Qu’est-ce que la psychologie et la psychanalyse peuvent apporter à la
compréhension de l’entreprise ? Cette dernière est un monde social et psychique au
moins à un quadruple titre : 1/ la firme résulte d’un acte créateur. L’entrepreneuriat
peut être analysé comme une sublimation, une réalisation détournée d’un désir
socialement inacceptable (pulsion érotique ou de mort) transformée en désir que la
société peut accepter ; 2/ la firme est un assemblage de liens humains qui ne peut
fonctionner que si les sentiments trop négatifs ou hostiles sont refoulés.
L’appartenance de l’individu à un groupe professionnel modifie son comportement
(celui-ci est façonné par le filtre de ce qui est dicible et recevable par les membres
du groupe). L’entreprise peut donc être à l’origine de souffrances psychiques chez
les salariés, mais elle peut être aussi le lieu et le moyen de la réalisation imaginaire
des désirs infantiles (Anzieu, 1975) ; 3/ Le salarié se soumet à la « direction » de
l’entreprise, comme l’enfant qui suit les consignes de ses parents1. Ainsi, le
Directeur général d’une firme occupe la place symbolique du père (identification
liée à l’angoisse originelle de la séparation d’avec les parents, d’où la tendance
régressive des subordonnés). Ceci rejoint la thématique de la « toute puissance »

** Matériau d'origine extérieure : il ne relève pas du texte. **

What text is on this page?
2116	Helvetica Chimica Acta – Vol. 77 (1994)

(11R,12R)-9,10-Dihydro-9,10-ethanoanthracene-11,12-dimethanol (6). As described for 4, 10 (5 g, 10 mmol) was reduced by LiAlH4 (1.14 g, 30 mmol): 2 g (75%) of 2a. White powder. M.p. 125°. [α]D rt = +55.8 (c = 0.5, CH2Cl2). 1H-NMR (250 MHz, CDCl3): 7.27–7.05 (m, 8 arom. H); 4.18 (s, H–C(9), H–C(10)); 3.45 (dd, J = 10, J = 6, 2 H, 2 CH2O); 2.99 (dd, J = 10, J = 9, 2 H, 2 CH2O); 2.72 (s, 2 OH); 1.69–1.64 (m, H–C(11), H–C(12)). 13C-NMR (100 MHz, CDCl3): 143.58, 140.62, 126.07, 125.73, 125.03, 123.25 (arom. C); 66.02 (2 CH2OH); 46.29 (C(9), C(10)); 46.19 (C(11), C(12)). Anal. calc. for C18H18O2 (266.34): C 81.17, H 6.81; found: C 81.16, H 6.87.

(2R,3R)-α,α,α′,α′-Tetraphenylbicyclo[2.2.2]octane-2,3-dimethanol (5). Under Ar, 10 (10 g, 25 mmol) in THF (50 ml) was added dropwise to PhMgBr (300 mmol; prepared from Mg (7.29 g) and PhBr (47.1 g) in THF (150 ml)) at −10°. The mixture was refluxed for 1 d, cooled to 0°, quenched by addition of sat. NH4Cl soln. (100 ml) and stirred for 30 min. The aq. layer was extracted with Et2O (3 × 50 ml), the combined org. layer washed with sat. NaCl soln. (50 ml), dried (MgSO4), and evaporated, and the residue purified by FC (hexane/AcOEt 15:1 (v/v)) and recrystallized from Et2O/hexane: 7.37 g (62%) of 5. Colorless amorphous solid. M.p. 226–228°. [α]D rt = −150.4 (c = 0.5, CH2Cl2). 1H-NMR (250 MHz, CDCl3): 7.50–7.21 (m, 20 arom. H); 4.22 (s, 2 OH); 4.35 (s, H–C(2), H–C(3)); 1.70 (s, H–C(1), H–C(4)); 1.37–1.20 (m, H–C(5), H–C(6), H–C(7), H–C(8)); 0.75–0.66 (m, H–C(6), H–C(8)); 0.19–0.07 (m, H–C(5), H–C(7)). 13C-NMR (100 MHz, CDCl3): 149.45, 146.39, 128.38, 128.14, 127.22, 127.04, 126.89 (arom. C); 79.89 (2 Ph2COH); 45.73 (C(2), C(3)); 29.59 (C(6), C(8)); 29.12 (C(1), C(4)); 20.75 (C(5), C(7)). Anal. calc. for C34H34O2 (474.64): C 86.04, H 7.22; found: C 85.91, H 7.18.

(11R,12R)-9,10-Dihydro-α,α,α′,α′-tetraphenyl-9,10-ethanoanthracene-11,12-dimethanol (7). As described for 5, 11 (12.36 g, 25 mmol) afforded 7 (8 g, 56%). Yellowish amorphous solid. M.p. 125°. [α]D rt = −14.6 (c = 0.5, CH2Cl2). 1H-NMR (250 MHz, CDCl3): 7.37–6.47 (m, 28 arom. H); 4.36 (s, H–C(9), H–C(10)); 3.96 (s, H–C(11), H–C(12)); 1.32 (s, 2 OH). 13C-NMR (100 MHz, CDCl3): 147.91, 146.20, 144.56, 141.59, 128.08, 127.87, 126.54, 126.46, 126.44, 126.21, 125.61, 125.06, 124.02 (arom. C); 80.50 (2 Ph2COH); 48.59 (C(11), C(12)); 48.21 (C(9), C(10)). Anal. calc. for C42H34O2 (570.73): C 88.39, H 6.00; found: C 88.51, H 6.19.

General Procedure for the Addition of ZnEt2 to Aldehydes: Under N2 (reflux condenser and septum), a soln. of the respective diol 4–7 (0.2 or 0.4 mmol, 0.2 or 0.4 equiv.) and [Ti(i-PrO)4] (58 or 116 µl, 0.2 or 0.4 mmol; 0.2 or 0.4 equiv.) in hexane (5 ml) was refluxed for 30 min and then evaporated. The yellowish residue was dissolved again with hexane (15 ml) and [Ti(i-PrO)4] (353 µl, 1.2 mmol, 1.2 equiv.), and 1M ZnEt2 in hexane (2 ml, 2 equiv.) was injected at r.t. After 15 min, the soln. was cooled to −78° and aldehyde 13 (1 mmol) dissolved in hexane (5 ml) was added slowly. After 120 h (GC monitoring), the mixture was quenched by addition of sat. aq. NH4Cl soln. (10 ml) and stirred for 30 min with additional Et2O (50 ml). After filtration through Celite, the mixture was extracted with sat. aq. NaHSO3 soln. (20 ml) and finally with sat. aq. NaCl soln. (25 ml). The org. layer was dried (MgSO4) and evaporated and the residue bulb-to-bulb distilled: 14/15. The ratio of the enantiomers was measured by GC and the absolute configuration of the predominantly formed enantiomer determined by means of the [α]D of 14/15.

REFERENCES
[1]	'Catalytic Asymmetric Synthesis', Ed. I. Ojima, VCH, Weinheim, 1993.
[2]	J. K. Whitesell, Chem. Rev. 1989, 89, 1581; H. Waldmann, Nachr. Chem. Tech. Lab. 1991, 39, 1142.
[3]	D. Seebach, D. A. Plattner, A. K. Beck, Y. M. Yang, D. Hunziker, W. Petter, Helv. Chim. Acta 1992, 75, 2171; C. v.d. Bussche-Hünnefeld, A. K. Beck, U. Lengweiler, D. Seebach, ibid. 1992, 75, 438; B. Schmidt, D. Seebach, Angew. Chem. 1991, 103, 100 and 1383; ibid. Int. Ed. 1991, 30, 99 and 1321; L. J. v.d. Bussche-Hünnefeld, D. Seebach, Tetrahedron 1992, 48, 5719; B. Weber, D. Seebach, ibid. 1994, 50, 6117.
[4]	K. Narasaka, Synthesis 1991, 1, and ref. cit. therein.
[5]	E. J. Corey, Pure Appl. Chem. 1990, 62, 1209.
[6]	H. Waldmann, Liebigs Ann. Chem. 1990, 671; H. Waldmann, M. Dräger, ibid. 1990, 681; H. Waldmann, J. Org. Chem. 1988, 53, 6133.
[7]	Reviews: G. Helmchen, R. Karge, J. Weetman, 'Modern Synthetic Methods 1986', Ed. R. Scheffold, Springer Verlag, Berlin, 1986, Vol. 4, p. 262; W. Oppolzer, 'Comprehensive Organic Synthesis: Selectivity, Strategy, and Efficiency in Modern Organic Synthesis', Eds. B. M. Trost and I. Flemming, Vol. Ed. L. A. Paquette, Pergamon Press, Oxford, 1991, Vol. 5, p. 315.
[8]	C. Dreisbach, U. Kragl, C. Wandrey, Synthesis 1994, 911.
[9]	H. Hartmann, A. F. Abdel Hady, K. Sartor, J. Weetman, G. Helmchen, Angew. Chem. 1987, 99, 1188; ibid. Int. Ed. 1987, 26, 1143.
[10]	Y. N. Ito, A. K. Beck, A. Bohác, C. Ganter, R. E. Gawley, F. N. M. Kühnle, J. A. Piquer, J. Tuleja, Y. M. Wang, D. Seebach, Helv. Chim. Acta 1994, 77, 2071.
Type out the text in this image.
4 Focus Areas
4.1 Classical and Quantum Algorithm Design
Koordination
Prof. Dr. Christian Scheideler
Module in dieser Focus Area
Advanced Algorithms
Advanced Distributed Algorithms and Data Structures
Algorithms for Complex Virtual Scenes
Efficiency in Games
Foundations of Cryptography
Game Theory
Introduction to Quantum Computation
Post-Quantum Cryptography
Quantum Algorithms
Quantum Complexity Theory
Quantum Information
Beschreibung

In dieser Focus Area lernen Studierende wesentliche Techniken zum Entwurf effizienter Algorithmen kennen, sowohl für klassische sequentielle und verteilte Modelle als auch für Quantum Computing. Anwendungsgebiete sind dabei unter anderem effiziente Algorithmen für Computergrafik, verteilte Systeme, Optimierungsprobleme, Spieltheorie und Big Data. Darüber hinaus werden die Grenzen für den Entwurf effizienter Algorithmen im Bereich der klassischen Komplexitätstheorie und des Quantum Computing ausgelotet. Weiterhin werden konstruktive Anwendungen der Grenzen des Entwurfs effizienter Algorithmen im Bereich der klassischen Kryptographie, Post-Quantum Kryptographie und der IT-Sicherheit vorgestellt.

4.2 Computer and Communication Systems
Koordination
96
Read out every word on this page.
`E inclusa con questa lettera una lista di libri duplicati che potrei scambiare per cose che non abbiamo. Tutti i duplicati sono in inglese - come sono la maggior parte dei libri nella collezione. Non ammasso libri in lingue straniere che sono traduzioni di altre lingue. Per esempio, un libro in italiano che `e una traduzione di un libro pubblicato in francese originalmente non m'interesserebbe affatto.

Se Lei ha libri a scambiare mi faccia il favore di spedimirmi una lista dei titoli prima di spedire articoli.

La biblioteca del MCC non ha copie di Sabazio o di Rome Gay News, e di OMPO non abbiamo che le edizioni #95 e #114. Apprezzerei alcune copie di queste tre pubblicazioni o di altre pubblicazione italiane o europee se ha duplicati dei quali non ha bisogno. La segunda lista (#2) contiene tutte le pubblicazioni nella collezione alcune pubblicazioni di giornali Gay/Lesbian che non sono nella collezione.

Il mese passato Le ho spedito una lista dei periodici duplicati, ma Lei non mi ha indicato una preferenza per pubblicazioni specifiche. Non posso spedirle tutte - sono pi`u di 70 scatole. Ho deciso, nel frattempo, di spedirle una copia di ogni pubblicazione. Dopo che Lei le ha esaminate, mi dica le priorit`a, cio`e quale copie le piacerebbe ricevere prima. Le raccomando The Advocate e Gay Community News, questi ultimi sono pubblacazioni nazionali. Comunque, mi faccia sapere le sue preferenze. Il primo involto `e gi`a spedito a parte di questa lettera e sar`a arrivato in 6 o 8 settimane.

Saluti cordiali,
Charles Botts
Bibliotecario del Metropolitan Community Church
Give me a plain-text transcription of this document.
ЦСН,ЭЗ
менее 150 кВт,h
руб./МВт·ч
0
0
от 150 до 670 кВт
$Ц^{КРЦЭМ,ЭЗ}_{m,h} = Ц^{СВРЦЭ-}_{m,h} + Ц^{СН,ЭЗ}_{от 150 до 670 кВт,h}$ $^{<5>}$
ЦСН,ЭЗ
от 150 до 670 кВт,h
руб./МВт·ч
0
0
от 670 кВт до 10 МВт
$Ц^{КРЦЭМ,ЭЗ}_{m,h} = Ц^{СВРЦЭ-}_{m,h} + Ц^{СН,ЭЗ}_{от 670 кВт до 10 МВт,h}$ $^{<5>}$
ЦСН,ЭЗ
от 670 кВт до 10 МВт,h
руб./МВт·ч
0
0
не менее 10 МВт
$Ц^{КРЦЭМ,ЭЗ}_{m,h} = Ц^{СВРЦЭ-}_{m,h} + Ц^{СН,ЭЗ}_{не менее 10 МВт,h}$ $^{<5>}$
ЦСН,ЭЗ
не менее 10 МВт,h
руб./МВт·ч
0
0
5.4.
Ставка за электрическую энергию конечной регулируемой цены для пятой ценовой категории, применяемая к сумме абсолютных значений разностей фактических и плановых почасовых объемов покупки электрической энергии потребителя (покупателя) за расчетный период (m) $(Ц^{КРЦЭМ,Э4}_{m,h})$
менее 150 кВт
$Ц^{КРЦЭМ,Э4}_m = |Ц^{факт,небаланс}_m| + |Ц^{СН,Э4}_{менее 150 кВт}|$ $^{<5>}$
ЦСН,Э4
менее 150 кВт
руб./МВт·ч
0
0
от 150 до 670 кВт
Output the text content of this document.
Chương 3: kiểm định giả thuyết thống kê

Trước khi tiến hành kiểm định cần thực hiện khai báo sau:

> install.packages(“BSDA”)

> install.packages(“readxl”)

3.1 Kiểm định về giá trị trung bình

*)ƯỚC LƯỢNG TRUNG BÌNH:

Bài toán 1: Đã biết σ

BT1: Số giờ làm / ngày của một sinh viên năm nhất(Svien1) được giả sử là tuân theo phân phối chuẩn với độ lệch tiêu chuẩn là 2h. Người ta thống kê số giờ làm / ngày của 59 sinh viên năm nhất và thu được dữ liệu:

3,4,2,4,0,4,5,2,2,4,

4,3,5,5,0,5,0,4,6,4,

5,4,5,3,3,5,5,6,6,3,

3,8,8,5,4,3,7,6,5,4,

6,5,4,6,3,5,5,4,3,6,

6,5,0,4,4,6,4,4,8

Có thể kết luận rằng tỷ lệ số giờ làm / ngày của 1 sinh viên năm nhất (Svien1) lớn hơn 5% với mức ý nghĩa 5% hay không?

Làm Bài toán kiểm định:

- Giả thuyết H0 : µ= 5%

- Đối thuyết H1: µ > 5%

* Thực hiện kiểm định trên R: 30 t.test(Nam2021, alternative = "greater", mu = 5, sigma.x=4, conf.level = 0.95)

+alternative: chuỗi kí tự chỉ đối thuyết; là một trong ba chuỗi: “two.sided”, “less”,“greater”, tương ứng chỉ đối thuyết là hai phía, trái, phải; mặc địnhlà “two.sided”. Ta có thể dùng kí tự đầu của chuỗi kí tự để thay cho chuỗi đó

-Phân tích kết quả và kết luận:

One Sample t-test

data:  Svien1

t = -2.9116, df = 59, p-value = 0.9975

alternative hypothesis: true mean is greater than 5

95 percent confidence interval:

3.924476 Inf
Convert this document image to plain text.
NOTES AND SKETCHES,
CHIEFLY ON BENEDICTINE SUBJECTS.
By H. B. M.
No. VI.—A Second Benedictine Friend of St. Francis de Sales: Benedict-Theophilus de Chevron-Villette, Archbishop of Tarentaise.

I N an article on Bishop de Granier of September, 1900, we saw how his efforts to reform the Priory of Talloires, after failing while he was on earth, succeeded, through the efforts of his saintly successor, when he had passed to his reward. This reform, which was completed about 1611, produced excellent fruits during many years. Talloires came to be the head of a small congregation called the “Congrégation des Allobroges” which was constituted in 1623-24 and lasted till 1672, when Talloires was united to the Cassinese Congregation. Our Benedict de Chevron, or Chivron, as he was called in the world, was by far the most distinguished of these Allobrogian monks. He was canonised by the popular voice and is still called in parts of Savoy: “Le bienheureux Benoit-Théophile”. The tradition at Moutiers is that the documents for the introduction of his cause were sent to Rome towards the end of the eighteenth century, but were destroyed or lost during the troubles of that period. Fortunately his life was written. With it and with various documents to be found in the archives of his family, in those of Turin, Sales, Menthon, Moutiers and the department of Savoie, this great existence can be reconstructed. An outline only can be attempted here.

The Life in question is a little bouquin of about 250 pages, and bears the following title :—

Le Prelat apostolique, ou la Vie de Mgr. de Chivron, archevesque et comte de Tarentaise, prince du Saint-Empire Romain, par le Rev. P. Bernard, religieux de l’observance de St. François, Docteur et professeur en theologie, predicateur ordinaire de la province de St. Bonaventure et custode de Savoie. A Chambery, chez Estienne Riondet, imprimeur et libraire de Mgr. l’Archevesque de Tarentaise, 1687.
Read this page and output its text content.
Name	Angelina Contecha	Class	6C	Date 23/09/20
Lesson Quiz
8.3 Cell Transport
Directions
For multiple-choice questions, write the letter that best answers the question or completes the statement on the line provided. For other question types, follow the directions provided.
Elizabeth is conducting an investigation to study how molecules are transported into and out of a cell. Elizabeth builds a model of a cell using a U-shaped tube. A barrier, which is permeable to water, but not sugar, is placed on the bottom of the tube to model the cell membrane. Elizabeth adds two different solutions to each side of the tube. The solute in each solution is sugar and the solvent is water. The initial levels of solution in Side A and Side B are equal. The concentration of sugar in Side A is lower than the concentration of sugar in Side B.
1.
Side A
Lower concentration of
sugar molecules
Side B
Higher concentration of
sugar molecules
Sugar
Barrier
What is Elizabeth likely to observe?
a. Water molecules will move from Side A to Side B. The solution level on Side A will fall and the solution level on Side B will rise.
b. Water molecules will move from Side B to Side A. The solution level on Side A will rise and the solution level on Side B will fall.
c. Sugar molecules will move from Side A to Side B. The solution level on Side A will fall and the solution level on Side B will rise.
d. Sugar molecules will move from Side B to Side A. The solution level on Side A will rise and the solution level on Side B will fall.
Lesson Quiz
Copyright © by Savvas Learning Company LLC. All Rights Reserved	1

des managers ou encore celle des rapports entre sexualité et fonctionnement des
organisations (Acker & Van Houten, 1974) et la problématique du leadership
comme construction mentale (Zaleznik, 1989) ; 4/ la firme est prise dans un
environnement qui non seulement agit sur elle (et avec lequel elle doit composer),
mais surtout qui est présent au travers de ses membres, porteurs d’un inconscient
collectif (Jung, 1913).
Dans les sciences de gestion, cette influence du monde psychique sur les
discriminations à l’égard de groupes minoritaires ou stigmatisés est un domaine qui
commence à être exploré notamment dans des travaux anglo-saxons : sur l’identité
au travail (Tajfel & Turner, 1985), sur les stéréotypes masculins (Duehr & Bono,
2006) ou sur le formatage des différences sexuelles par les structures
organisationnelles (Ely & Padavic, 2007). Ces approches se démarquent des études
standards qui ont fait de la discrimination un phénomène essentiellement
économique.2
1 Freud (1927-a) montre que les individus se sont créés un Dieu/Père car ils ont des difficultés à assumer leur
condition d’adulte. La figure du père instaure une relation réconfortante.
2 Voir la section 2 qui présente les travaux de Gary Becker et d’Edmund Phelps.